Istanbul University, Istanbul Medical School, Department of Thoracic Surgery and Pathology, Istanbul, Turkey.
Eur J Cardiothorac Surg. 2011 Jun;39(6):974-80. doi: 10.1016/j.ejcts.2010.09.013. Epub 2011 Jan 26.

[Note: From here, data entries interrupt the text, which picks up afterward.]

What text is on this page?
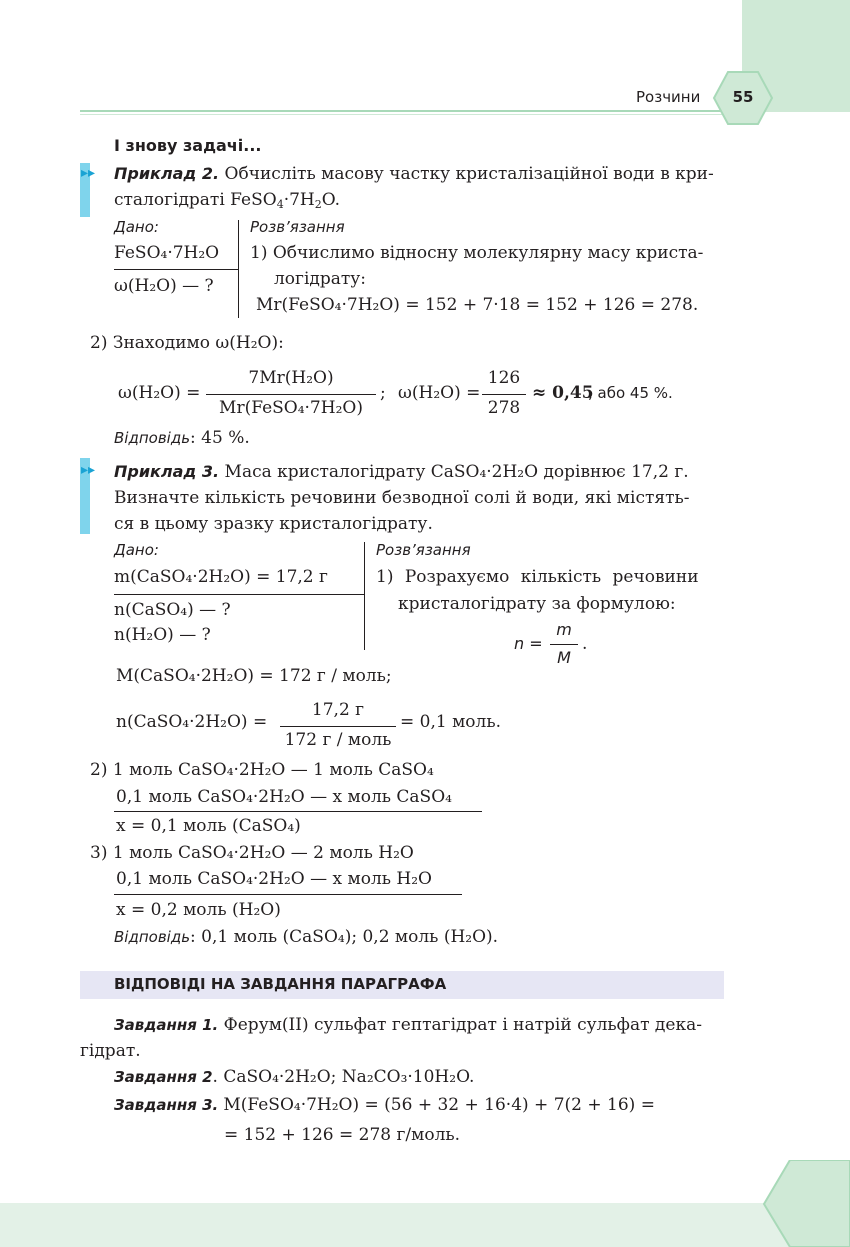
Розчини	55
І знову задачі...
▸▸ Приклад 2. Обчисліть масову частку кристалізаційної води в кри-
сталогідраті $FeSO_4\cdot 7H_2O$.
Дано:
FeSO₄·7H₂O
ω(H₂O) — ?
Розв’язання
1) Обчислимо відносну молекулярну масу криста-
логідрату:
Mr(FeSO₄·7H₂O) = 152 + 7·18 = 152 + 126 = 278.
2) Знаходимо ω(H₂O):
ω(H₂O) =
7Mr(H₂O)
Mr(FeSO₄·7H₂O)
; ω(H₂O) =
126
278
≈ 0,45
, або 45 %.
Відповідь: 45 %.
▸▸ Приклад 3. Маса кристалогідрату CaSO₄·2H₂O дорівнює 17,2 г.
Визначте кількість речовини безводної солі й води, які містять-
ся в цьому зразку кристалогідрату.
Дано:
m(CaSO₄·2H₂O) = 17,2 г
n(CaSO₄) — ?
n(H₂O) — ?
Розв’язання
1) Розрахуємо кількість речовини
кристалогідрату за формулою:
n =
m
M
.
M(CaSO₄·2H₂O) = 172 г / моль;
n(CaSO₄·2H₂O) =
17,2 г
172 г / моль
= 0,1 моль.
2) 1 моль CaSO₄·2H₂O — 1 моль CaSO₄
0,1 моль CaSO₄·2H₂O — x моль CaSO₄
x = 0,1 моль (CaSO₄)
3) 1 моль CaSO₄·2H₂O — 2 моль H₂O
0,1 моль CaSO₄·2H₂O — x моль H₂O
x = 0,2 моль (H₂O)
Відповідь: 0,1 моль (CaSO₄); 0,2 моль (H₂O).
ВІДПОВІДІ НА ЗАВДАННЯ ПАРАГРАФА
Завдання 1. Ферум(II) сульфат гептагідрат і натрій сульфат дека-
гідрат.
Завдання 2. CaSO₄·2H₂O; Na₂CO₃·10H₂O.
Завдання 3. M(FeSO₄·7H₂O) = (56 + 32 + 16·4) + 7(2 + 16) =
= 152 + 126 = 278 г/моль.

Removing or sampling lymph nodes from the bilateral paratracheal area through a left thoracotomy is not a standard procedure in patients with lung cancer. The aim of this study was to evaluate the feasibility of a technique without ductus arteriosus division and mobilization of the aortic arch and to compare the number of lymph nodes resected in left-sided dissections to the number of lymph nodes removed in right-sided mediastinal dissections that are routinely performed in clinical practice.
A total of 93 patients with hilar lung cancer were evaluated. A prospective study was conducted on 51 patients with primary left-sided hilar lung cancer, who underwent left thoracotomy and paratracheal lymphadenectomy between January 2008 and January 2010. The number of nodes dissected in these patients was compared with the number of nodes dissected in 42 patients with right-sided hilar lung cancer by right-sided mediastinal dissection within the same period.
The mean number of resected nodes in the bilateral paratracheal area via left thoracotomy was 8.4 (2-18 nodes). The distribution from 4R-4L-2L-2R was as follows: 3.3-2.5-0.5-2.1, respectively. Six patients (11.7%) were diagnosed with occult N2, and two (3.9%) of these patients also had N3 disease concomitantly. The number of dissected nodes from the ipsilateral station 2 via right-sided versus left-sided thoracotomy was 1.6 versus 0.5 (p=0.000), whereas the number of dissected nodes from ipsilateral station 4 via right-sided versus left-sided thoracotomy was 3.3 versus 2.5, respectively (p=0.1). The number of dissected nodes from the contralateral station 2 via right-sided versus left-sided thoracotomy was 0.2 versus 2.1 (p=0.000), whereas those numbers from the contralateral station 4 via right-sided versus left-sided thoracotomy were 1.0 versus 3.3, respectively (p=0.000).
Lymphadenectomy of the paratracheal area via left thoracotomy without ductus arteriosus division and mobilization of the aortic arch is technically feasible. From these data, regardless of approach, more lymph nodes are obtained from the right paratracheal space; this appears to be due to the fact that there are more right-sided paratracheal lymph nodes.
通过左开胸术从双侧气管旁区域切除或取样淋巴结不是肺癌患者的标准手术程序。本研究旨在评估一种不分离动脉导管和不移动主动脉弓的技术的可行性,并比较左侧解剖时切除的淋巴结数量与在临床实践中常规进行的右侧纵隔解剖时切除的右侧气管旁淋巴结数量。
评估了 93 例肺癌患者。2008 年 1 月至 2010 年 1 月,对 51 例原发性左侧肺门肺癌患者进行了前瞻性研究,这些患者接受了左开胸术和气管旁淋巴结切除术。将这些患者双侧气管旁区域通过左开胸术切除的淋巴结数量与同期 42 例右侧肺门肺癌患者通过右侧纵隔解剖切除的淋巴结数量进行比较。
通过左开胸术双侧气管旁区域的平均切除淋巴结数为 8.4(2-18 个)。4R-4L-2L-2R 的分布如下:分别为 3.3-2.5-0.5-2.1。6 例(11.7%)患者被诊断为隐匿性 N2,其中 2 例(3.9%)同时存在 N3 疾病。同侧 2 区通过右侧与左侧开胸术切除的淋巴结数量分别为 1.6 与 0.5(p=0.000),同侧 4 区通过右侧与左侧开胸术切除的淋巴结数量分别为 3.3 与 2.5(p=0.1)。对侧 2 区通过右侧与左侧开胸术切除的淋巴结数量分别为 0.2 与 2.1(p=0.000),对侧 4 区通过右侧与左侧开胸术切除的淋巴结数量分别为 1.0 与 3.3(p=0.000)。
不分离动脉导管和不移动主动脉弓的左侧开胸术行气管旁淋巴结切除术在技术上是可行的。根据这些数据,无论手术途径如何,右侧气管旁间隙获得的淋巴结更多;这似乎是由于右侧气管旁淋巴结较多。